Modern hot air balloons heat the air by burning propane, stored in compressed liquid form, in cylinders (mainly steel ones) positioned vertically in the balloon basket.

The intake hose runs down to the bottom of the cylinder, so it can draw out the liquid. Because the propane is highly compressed in the cylinders, it flows quickly through the hose to the heating coil. The heating coil is a length of steel tubing arranged in a coil around the burner. When the balloonist starts up the burner, the propane flows out in liquid form and is ignited by a pilot light. As the flame burns, it heats up the metal in the surrounding tubing. When the tubing becomes hot, it heats the propane flowing through it. This changes the propane from a liquid to a gas, before it is ignited. This gas makes for a more powerful flame and more efficient fuel consumption.

About accidents

Over the last few years, hot air balloons have been protagonists of tremendous scenarios. Mainly, we can remember the crash near the ancient city of Luxor, Egypt, that saw the death of 19 tourists.

According to the witnesses, the balloon is believed to have caught fire, while the pilot and a British passenger jumped out, before the balloon ascended swiftly. Flames spread quickly and ignited a gas canister, which exploded.

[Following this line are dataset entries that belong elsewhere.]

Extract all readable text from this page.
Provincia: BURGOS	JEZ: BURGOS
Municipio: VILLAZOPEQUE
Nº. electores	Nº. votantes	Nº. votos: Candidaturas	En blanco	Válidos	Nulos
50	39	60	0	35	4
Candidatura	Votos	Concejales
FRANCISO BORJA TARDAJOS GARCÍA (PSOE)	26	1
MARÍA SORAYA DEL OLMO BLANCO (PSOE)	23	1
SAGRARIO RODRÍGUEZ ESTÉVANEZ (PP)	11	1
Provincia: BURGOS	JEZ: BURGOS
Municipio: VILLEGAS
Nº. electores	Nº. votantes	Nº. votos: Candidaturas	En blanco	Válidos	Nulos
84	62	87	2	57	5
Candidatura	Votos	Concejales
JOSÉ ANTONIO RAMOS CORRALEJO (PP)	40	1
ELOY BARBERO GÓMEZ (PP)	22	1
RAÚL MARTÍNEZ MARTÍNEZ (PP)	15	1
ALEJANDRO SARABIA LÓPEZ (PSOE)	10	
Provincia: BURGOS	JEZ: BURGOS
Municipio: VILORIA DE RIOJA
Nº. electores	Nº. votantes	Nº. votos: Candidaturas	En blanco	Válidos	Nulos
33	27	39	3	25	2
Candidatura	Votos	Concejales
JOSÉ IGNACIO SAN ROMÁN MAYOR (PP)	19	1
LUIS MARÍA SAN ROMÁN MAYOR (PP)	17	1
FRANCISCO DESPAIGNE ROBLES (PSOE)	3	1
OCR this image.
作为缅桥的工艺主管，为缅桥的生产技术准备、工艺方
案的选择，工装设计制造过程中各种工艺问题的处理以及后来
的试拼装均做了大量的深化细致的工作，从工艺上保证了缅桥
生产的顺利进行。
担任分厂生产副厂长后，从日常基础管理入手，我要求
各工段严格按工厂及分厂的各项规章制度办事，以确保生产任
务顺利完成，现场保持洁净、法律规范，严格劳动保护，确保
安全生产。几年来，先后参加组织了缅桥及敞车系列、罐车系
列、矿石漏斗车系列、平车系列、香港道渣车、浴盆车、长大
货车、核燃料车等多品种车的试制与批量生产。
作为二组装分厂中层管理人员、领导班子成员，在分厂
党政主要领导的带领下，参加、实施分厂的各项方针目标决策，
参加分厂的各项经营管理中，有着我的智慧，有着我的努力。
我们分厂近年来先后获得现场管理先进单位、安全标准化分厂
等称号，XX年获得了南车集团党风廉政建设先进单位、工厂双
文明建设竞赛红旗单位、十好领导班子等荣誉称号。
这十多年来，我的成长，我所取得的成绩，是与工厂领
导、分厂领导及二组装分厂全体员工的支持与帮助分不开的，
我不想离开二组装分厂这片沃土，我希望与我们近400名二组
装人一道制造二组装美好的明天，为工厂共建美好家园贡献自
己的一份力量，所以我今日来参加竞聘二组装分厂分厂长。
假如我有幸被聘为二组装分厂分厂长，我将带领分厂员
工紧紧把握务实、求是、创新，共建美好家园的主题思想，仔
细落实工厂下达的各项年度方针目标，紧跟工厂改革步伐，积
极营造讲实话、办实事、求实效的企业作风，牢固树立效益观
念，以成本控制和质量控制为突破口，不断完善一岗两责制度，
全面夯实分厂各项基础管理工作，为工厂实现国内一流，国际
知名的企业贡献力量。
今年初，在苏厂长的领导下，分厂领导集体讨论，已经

Recently, three British people have lost their lives in a hot air balloon crash in Carolina after a fire occurred during their flight. As reported by the Mirror newspaper, the footage emerged as part of a report by the National Transportation Safety Board which has yet to release the reason for the accident occurring although bad weather is a possible factor.

Conclusion

In the light of what has been reported, it is evident how an amusing experience like a hot air balloon flight may compromise passengers’ safety in particular circumstances.

Regarding this point, it is essential to take into account the main features of the composite LPG cylinders to ensure your experience 1000 feet away from the ground is safer.

Apart from being lightweight, Aburi composite LPG cylinders are non corrosive – they are not affected by any weather condition, reducing any risk of explosion.

The helically woven fibre allows the cylinder to resist fire for 3 minutes before any gas is emitted from the LPG cylinder. After 10 minutes the cylinder will burn but remains non explosive.

If your dream is to fly over the rainbow safely, the answer is: yes, you can.